Write out the multiplication table for the field $\mathbb{Z}[\alpha] := \mathbb{Z}_2[x]/(x^3+x+1)$.

Question

Write out the multiplication table for the field $\mathbb{Z}[\alpha] := \mathbb{Z}_2[x]/(x^3+x+1)$.

Q1. What is the inverse of $\alpha$?

Q2. Determine a generator of the multiplicative cyclic group $\mathbb{Z}[\alpha]^\times$

I've written down the table, but how do I get the inverse of $\alpha$? $\alpha$ can be any number. If $\alpha$ is not an integer, how do I take mod $2$?

And for Q2, I can see that, in my table, all $8$ elements of $\mathbb{Z}_2[x]/(x^3+x+1)$ generate all elements of $\mathbb{Z}_2[x]/(x^3+x+1)$. For example, $x+1$ generates all eight elements. Is this because $x^3 + x + 1$ is irreducible?

Answer 1

The field is $GF(8)=\Bbb Z_2[x]/\langle x^3+x+1\rangle$ and contains a zero of $x^3+x+1$, namely the residue class $\alpha = \bar x = x +\langle x^3+x+1\rangle$. Then $\alpha^3+\alpha+1=0$ in $GF(8)$.

The elements of $GF(8)$ are $0, 1, \alpha,\alpha^2,\alpha^3=\alpha+1,\ldots,\alpha^6, \alpha^7=1$. So the inverse of $\alpha$ is $\alpha^6=(\alpha^3)^2 = (\alpha+1)^2 = \alpha^2+1^2 = \alpha^2+1$.

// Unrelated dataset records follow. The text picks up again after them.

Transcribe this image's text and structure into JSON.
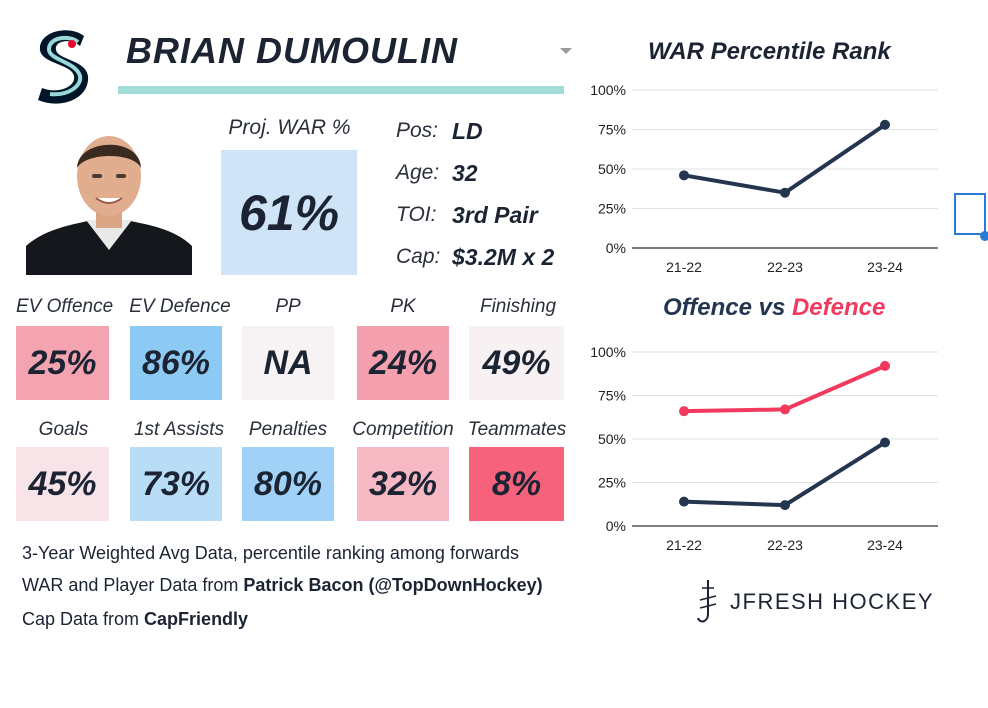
{
  "header": {
    "player_name": "BRIAN DUMOULIN",
    "colors": {
      "underline": "#a3dcd7",
      "logo_navy": "#001628",
      "logo_teal": "#99d9d9",
      "logo_red": "#e9072b"
    }
  },
  "proj_war": {
    "label": "Proj. WAR %",
    "value": "61%"
  },
  "info": [
    {
      "label": "Pos:",
      "value": "LD"
    },
    {
      "label": "Age:",
      "value": "32"
    },
    {
      "label": "TOI:",
      "value": "3rd Pair"
    },
    {
      "label": "Cap:",
      "value": "$3.2M x 2"
    }
  ],
  "stats_row1": [
    {
      "label": "EV Offence",
      "value": "25%",
      "color": "#f4a3b1"
    },
    {
      "label": "EV Defence",
      "value": "86%",
      "color": "#8ccaf4"
    },
    {
      "label": "PP",
      "value": "NA",
      "color": "#f7f2f4"
    },
    {
      "label": "PK",
      "value": "24%",
      "color": "#f4a0ae"
    },
    {
      "label": "Finishing",
      "value": "49%",
      "color": "#f7f1f3"
    }
  ],
  "stats_row2": [
    {
      "label": "Goals",
      "value": "45%",
      "color": "#f7e3e8"
    },
    {
      "label": "1st Assists",
      "value": "73%",
      "color": "#b9ddf7"
    },
    {
      "label": "Penalties",
      "value": "80%",
      "color": "#9fd2f6"
    },
    {
      "label": "Competition",
      "value": "32%",
      "color": "#f6b9c4"
    },
    {
      "label": "Teammates",
      "value": "8%",
      "color": "#f6627b"
    }
  ],
  "footnotes": {
    "line1": "3-Year Weighted Avg Data, percentile ranking among forwards",
    "line2_prefix": "WAR and Player Data from ",
    "line2_bold": "Patrick Bacon (@TopDownHockey)",
    "line3_prefix": "Cap Data from ",
    "line3_bold": "CapFriendly"
  },
  "brand": {
    "name": "JFRESH HOCKEY"
  },
  "chart_data": [
    {
      "type": "line",
      "title": "WAR Percentile Rank",
      "x": [
        "21-22",
        "22-23",
        "23-24"
      ],
      "yticks": [
        "0%",
        "25%",
        "50%",
        "75%",
        "100%"
      ],
      "ylim": [
        0,
        100
      ],
      "grid": true,
      "series": [
        {
          "values": [
            46,
            35,
            78
          ],
          "color": "#243550"
        }
      ]
    },
    {
      "type": "line",
      "title_parts": [
        "Offence",
        " vs ",
        "Defence"
      ],
      "x": [
        "21-22",
        "22-23",
        "23-24"
      ],
      "yticks": [
        "0%",
        "25%",
        "50%",
        "75%",
        "100%"
      ],
      "ylim": [
        0,
        100
      ],
      "grid": true,
      "series": [
        {
          "values": [
            66,
            67,
            92
          ],
          "color": "#f23a5e"
        },
        {
          "values": [
            14,
            12,
            48
          ],
          "color": "#243550"
        }
      ]
    }
  ]
}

The multiplicative group $GF(8)^*$ is cyclic and has $\alpha$ as a generator, see above.

Answer 2

For Q1: Here $\alpha$ is not 'any number' - $\alpha$ designates a root of $x^3+x+1$, which has been adjoined to make this field. In effect, $\alpha==x$. So ask: what polynomial over $\mathbb{Z}_2$, when multiplied by x, yields a polynomial in $\mathbb{Z}_2[x]$ with remainder 1 modulo $x^3+x+1$?

And for Q2: Yes it is because $x^3+x+1$ is irreducible over $\mathbb{Z}_2$.